As the island war progressed, the B-29s were moved down to the Marianas and launched their long, dangerous, over-water missions from the islands' bases. And still the bombing missions were vast disappointments. Japanese cities would be "plastered" and yet aerial reconnaissance the next day would inevitably show that these "billion dollar ships" had not really damaged heavy industry and that most of the damaged plants were back in operation almost immediately. Yet the losses from anti-aircraft fire and the horrendous 3,000mile over-water round trip mounted and the B-29 Superfort appeared by early 1945 to be one of the major and tragic disappointments of the war in the Pacific.
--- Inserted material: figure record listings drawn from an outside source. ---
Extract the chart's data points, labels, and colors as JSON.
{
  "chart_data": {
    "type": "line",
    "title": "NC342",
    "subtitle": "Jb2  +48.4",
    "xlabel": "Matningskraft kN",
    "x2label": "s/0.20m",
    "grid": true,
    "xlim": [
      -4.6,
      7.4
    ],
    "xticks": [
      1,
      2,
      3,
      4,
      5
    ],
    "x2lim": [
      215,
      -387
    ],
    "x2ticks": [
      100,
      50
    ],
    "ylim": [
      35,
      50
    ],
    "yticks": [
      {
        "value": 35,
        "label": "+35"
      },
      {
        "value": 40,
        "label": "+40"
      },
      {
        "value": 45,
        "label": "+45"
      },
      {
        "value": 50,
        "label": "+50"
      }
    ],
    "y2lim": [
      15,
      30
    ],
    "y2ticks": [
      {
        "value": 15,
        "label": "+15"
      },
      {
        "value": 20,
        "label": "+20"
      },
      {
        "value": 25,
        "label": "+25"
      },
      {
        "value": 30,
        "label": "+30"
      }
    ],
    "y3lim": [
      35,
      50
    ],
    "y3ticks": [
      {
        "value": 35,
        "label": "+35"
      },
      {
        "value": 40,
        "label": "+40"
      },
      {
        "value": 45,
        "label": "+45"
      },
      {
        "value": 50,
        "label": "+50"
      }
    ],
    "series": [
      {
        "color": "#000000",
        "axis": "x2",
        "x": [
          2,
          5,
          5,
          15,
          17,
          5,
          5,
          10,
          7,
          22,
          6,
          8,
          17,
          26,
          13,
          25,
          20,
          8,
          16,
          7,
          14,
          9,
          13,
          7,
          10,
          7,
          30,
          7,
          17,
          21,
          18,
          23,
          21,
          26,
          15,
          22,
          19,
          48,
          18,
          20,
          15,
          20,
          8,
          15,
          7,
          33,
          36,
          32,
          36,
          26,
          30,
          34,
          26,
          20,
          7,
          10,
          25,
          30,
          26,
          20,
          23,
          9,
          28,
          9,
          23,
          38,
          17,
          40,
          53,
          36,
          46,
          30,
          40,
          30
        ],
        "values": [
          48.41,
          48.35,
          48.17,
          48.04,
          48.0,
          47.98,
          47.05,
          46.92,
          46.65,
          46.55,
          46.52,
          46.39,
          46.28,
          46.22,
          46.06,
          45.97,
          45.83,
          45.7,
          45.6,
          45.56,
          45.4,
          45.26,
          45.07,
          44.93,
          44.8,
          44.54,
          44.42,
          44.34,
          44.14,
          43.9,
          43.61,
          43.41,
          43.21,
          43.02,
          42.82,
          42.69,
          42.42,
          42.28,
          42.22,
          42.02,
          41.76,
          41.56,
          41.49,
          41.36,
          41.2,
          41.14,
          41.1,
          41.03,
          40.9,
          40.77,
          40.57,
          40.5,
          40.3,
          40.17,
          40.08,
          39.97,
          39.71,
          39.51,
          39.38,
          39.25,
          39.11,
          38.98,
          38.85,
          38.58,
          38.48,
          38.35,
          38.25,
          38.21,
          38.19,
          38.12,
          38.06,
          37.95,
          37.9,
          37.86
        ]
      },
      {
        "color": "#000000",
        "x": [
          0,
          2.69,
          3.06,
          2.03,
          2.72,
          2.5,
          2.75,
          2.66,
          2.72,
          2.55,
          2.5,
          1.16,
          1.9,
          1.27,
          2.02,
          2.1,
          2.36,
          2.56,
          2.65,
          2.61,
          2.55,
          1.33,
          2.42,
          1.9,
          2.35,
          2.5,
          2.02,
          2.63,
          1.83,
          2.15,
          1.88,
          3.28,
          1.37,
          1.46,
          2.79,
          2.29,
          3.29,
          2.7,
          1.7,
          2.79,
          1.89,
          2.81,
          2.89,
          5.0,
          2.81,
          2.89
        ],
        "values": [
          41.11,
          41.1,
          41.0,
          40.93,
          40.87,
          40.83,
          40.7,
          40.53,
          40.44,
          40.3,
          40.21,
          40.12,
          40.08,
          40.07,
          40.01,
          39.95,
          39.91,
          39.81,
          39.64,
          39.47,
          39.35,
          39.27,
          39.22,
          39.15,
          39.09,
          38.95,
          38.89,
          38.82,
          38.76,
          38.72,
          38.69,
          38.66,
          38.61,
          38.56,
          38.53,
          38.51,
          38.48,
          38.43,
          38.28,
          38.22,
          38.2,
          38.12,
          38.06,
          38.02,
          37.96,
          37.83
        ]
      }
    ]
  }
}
How at this juncture General Curtis LeMay made the momentous and "suicidal" decision that sent all 339 planes of his command into the air at once, aimed at Tokyo, stripped of armor and guns, provisioned only with the deadly fire-bomb and with instructions to fly over the city'- not at 25,000 feet but at "chimney" level-is one of the truly incredible and great stories of the war.
How Tokyo "caught it," how other Japanese cities met the same dread fate - ten cities in ten days-and how the B-29 as a weapon of war became overnight the new scourge of the Pacific provides one of the truly brilliant chapters in this saga of the JOURNEY OF THE GIANTS.
But no matter what the achievements of the ship itself, the legendary feats of machines cannot possibly outstrip the heroism and achievements of the men who fly them and it is in the telling of a wealth of firsthand eyewitness accounts of men who manned the B-29s that JOURNEY OF THE GIANTS becomes truly a breath-taking book-to be long remembered, a part of American history never to be forgotten.